Leutenegger Oberholzer Susanne · Nationalrat · Basel-Landschaft · Sozialdemokratische Fraktion · 2009-06-09

Wortprotokoll

Die Minderheit ersucht Sie, bei Artikel 3 Litera q dem Ständerat zu folgen. Warum?

Ich wurde jetzt verschiedentlich gefragt: Warum wollen wir nicht, dass das Herkunftsland angegeben wird? Das sei doch richtig! Aber selbst, wenn man das wollte, wäre die Bestimmung in diesem Artikel am falschen Ort. Wenn Sie die Fahne lesen, sehen Sie, dass Artikel 3 Litera q definiert, was als Produktinformation gilt. Es wird festgehalten, welches die Informationsträger sind. Wenn Sie also das Herkunftsland hinzufügen, wie wir das im Nationalrat gemacht haben, ist das sachlich unrichtig und am falschen Ort. Deswegen ist die Lösung, die der Ständerat gewählt hat, logischer, nämlich dass wir es in Litera q bei der Definition der Produktinformation belassen und dann, materiellrechtlich, in Artikel 16f Litera b festhalten, was auf Verordnungsebene bereits gilt, dass für Lebensmittel das Herkunftsland angegeben werden muss. All jenen, die denken, wir könnten mit dem Aufführen des Herkunftslandes in Artikel 3 Litera q materiellrechtlich generell eine Deklaration des Herkunftslandes verankern, muss man sagen: Wenn Sie das wollen, müssen Sie es rechtlich an einem ganz anderen Ort festhalten, zum Beispiel im Konsumenteninformationsgesetz. Aber das steht heute nicht zur Debatte, und die Idee stünde meines Erachtens auch völlig schräg zu den Zielsetzungen des Cassis-de-Dijon-Prinzips. Aber das ist eine andere Frage.
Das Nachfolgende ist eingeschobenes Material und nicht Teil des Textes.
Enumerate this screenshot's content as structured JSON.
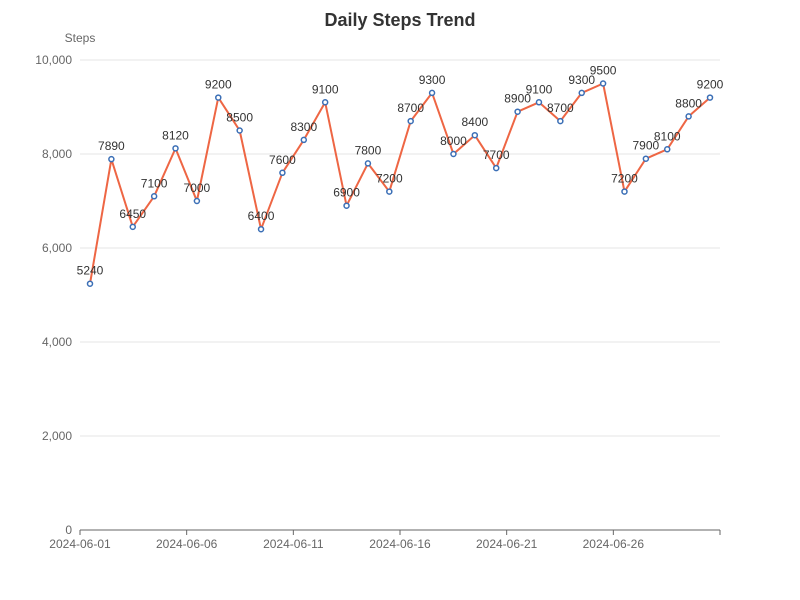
{
  "chart_data": {
    "type": "line",
    "title": "Daily Steps Trend",
    "xlabel": "",
    "ylabel": "Steps",
    "x": [
      "2024-06-01",
      "2024-06-02",
      "2024-06-03",
      "2024-06-04",
      "2024-06-05",
      "2024-06-06",
      "2024-06-07",
      "2024-06-08",
      "2024-06-09",
      "2024-06-10",
      "2024-06-11",
      "2024-06-12",
      "2024-06-13",
      "2024-06-14",
      "2024-06-15",
      "2024-06-16",
      "2024-06-17",
      "2024-06-18",
      "2024-06-19",
      "2024-06-20",
      "2024-06-21",
      "2024-06-22",
      "2024-06-23",
      "2024-06-24",
      "2024-06-25",
      "2024-06-26",
      "2024-06-27",
      "2024-06-28",
      "2024-06-29",
      "2024-06-30"
    ],
    "series": [
      {
        "values": [
          5240,
          7890,
          6450,
          7100,
          8120,
          7000,
          9200,
          8500,
          6400,
          7600,
          8300,
          9100,
          6900,
          7800,
          7200,
          8700,
          9300,
          8000,
          8400,
          7700,
          8900,
          9100,
          8700,
          9300,
          9500,
          7200,
          7900,
          8100,
          8800,
          9200
        ]
      }
    ],
    "x_tick_labels": [
      "2024-06-01",
      "2024-06-06",
      "2024-06-11",
      "2024-06-16",
      "2024-06-21",
      "2024-06-26"
    ],
    "y_tick_labels": [
      "0",
      "2,000",
      "4,000",
      "6,000",
      "8,000",
      "10,000"
    ],
    "ylim": [
      0,
      10000
    ],
    "grid": true,
    "colors": {
      "line": "#ee6644",
      "marker_stroke": "#3b6fb6",
      "marker_fill": "#ffffff",
      "grid": "#e6e6e6",
      "axis": "#666666"
    }
  }
}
Ich bitte Sie deshalb, wählen Sie die formal klare Lösung des Ständerates, belassen Sie es in Artikel 3 Litera q bei der Definition der Produktinformation und der Informationsträger, wie sie der Ständerat gewählt hat. Unsere Lösung, wonach auch noch das Herkunftsland beigefügt wird, führt nur zu neuen Interpretationen und rechtlichen Unklarheiten. Das müssen wir hier vermeiden.

Ich danke Ihnen, wenn Sie der Minderheit folgen.